Dear brothers and sisters in Christ,
White supremacists marching with burning torches in hand. Neo-Nazis chanting, “You will not replace us!” A car slamming into a crowd of people, sending bodies flying into the air and killing a woman who was on the street to protest what she saw happening in her city.
This is what the sickening face of hate, and its consequences, looked like Aug. 11 and 12 in Charlottesville, Virginia.
I, like many of you, was shocked by what I saw on television and in the newspapers. It was another reminder of the sad reality that our nation continues to struggle with the blight of racism, bigotry and intolerance. How can people think this way? How can they seemingly have no moral qualms about espousing a worldview that treats some people as less than human? I heard one person ask: What are we teaching our kids?
As followers of Christ, we must be very clear about what we teach our children: Racism is evil. It’s a sin and it must be condemned. It divides rather than unites. It defies Jesus’ command to “love your neighbor as yourself,” and it denies every person’s God-given human dignity.
The U.S. bishops said as much in their 1979 document “Brothers and Sisters to Us.” But nearly 40 years later, our society still needs to learn those lessons. The Scriptures tell us that God created humankind in his image. As Pope Francis reminds us: “Human dignity is the same for all human beings: when I trample on the dignity of another, I am trampling on my own.” As Christians, this respect for all people is what we must teach our children and what we must witness to others by the way we live our lives.
We must also acknowledge that racism and prejudice aren’t just problems in Charlottesville and other places around our nation. They are a problem here in central Minnesota, too, where they sometimes come to light in the way we treat and think about others who look different from us. I am thinking in particular of immigrants and refugees who come here to start new lives, just as many of our own ancestors once did. Today’s immigrants and refugees, like us, bear the face of Christ and must be treated with the respect that all children of God deserve.
So what can we do to address the problems of racism and intolerance that we saw on display on the streets of Charlottesville?
I am reminded of a presentation I heard this summer when I attended the Convocation of Catholic Leaders in Orlando, Florida. One of the speakers talked about focusing on our “circles of influence” — those areas in our lives where we have some control and where we can have a real impact. You and I can’t solve the problem of racism nationwide, but we can begin to change things closer to us.

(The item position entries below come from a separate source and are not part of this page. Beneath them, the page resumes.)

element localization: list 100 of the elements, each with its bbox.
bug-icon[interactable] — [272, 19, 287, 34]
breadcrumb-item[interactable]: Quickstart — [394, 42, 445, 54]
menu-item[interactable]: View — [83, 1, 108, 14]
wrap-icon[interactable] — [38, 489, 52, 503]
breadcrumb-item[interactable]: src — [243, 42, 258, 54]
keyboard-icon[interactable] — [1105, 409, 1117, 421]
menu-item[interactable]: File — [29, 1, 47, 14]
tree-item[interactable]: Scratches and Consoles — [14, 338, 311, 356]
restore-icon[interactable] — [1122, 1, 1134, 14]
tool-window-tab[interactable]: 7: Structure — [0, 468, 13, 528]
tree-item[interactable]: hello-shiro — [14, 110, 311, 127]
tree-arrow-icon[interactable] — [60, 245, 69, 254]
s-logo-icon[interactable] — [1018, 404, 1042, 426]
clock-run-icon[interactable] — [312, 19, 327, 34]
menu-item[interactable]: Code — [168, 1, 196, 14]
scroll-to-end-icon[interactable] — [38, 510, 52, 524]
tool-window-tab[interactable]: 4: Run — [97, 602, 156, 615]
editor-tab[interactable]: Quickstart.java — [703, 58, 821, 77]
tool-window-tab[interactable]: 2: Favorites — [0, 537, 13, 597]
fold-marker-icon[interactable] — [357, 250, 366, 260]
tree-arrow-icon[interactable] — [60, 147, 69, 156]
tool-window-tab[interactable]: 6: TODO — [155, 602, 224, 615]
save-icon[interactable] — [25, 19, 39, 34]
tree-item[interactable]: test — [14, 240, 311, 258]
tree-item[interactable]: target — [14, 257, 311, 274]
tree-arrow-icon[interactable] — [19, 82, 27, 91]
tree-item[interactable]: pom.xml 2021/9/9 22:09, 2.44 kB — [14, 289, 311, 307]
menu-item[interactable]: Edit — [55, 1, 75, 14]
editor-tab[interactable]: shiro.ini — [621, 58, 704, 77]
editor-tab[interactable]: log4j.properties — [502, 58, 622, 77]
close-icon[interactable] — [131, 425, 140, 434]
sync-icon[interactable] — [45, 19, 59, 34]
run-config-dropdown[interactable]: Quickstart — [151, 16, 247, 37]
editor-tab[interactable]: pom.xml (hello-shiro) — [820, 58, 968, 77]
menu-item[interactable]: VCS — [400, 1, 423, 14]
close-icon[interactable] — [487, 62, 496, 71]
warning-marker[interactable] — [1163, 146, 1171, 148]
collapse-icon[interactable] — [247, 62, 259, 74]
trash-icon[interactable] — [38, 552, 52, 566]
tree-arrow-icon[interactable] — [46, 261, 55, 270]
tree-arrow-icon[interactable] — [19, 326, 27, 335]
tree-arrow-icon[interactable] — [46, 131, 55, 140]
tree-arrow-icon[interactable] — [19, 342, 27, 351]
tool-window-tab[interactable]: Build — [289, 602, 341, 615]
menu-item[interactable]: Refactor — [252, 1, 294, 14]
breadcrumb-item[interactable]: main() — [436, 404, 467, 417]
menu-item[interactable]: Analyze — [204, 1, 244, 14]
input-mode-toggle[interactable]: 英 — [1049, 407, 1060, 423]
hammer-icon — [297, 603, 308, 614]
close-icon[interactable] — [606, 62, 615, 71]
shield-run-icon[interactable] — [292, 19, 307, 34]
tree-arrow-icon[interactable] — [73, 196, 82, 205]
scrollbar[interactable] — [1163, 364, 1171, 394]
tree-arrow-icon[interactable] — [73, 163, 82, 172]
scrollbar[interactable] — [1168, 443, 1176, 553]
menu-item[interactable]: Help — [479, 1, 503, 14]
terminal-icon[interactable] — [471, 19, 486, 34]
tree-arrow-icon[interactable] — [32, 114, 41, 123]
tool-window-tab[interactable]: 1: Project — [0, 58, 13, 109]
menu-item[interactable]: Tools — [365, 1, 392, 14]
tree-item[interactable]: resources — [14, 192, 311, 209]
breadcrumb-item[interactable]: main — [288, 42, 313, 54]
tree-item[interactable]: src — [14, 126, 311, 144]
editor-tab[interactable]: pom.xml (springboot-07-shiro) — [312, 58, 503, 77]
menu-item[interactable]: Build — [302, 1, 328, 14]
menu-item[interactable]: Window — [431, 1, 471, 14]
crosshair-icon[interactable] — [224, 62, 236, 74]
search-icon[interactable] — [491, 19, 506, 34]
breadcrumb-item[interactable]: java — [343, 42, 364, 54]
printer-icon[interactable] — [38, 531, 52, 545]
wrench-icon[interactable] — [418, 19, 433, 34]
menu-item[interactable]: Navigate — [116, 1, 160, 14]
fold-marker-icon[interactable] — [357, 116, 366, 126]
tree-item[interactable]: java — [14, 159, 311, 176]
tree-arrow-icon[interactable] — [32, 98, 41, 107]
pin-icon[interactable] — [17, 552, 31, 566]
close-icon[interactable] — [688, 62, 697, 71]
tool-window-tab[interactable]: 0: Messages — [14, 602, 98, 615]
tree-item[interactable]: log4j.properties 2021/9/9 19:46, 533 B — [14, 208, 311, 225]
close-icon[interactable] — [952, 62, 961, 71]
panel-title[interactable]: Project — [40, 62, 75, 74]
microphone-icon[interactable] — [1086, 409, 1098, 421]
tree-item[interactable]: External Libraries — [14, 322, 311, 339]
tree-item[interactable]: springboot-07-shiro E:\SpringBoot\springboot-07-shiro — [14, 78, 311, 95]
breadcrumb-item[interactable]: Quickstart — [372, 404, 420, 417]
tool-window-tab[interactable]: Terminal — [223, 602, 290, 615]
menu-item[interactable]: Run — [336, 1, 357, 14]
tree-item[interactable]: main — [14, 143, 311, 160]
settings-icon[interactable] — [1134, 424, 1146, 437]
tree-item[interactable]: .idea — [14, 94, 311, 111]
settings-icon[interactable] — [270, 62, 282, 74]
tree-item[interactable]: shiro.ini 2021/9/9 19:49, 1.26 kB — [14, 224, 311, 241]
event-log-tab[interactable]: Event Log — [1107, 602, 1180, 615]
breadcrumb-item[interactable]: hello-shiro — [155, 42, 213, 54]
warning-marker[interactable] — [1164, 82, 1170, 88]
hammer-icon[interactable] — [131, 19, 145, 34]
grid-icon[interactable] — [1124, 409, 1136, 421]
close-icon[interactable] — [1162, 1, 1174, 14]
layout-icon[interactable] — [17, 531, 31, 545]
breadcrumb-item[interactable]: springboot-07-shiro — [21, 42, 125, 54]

We must be clear about our own rejection of racism and its warped view of the human person. And we cannot be silent. We must be brave enough to say something when a friend, family member or colleague makes a racist joke or comment. And we must be willing to take a public stand in our communities when people’s dignity is targeted or threatened. But we must always do it in the spirit of nonviolence practiced by leaders like the Rev. Martin Luther King Jr., whose peaceful approach to confronting hate and injustice had real power to change hearts and minds.
If we do these things within our circle of influence, and other people around the country do the same, we will be taking an important step toward ending the kind of hate and prejudice we saw in Charlottesville.
I also want to take this opportunity to address the recent terrorist attacks in Barcelona, Spain. These, too, have their roots in a false and violent ideology that denies the God-given dignity of every human person. Please join me in praying for the victims as well as for the conversion of the hearts and minds of those who harbor such hate.